Mapping the Pareto Optimal Design Space for a Functionally Deimmunized Biotherapeutic Candidate
by Regina S. Salvat, Andrew S. Parker, Yoonjoo Choi, Chris Bailey-Kellogg, Karl E. GriswoldThe immunogenicity of biotherapeutics can bottleneck development pipelines and poses a barrier to widespread clinical application. As a result, there is a growing need for improved deimmunization technologies. We have recently described algorithms that simultaneously optimize proteins for both reduced T cell epitope content and high-level function.
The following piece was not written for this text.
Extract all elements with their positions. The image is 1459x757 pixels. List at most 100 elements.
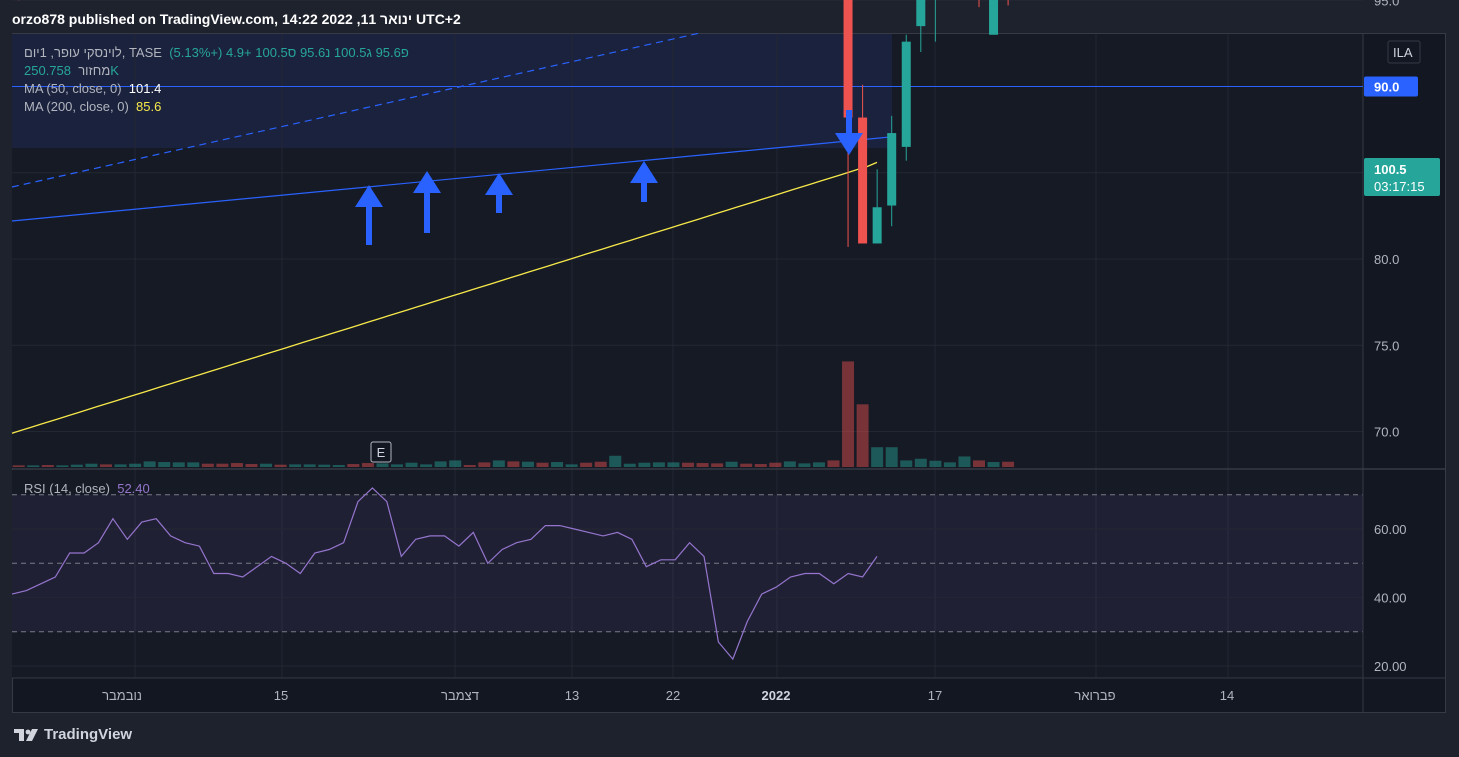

In silico analysis of this dual objective design space reveals that there is no single global optimum with respect to protein deimmunization. Instead, mutagenic epitope deletion yields a spectrum of designs that exhibit tradeoffs between immunogenic potential and molecular function. The leading edge of this design space is the Pareto frontier, i.e. the undominated variants for which no other single design exhibits better performance in both criteria. Here, the Pareto frontier of a therapeutic enzyme has been designed, constructed, and evaluated experimentally. Various measures of protein performance were found to map a functional sequence space that correlated well with computational predictions. These results represent the first systematic and rigorous assessment of the functional penalty that must be paid for pursuing progressively more deimmunized biotherapeutic candidates. Given this capacity to rapidly assess and design for tradeoffs between protein immunogenicity and functionality, these algorithms may prove useful in augmenting, accelerating, and de-risking experimental deimmunization efforts.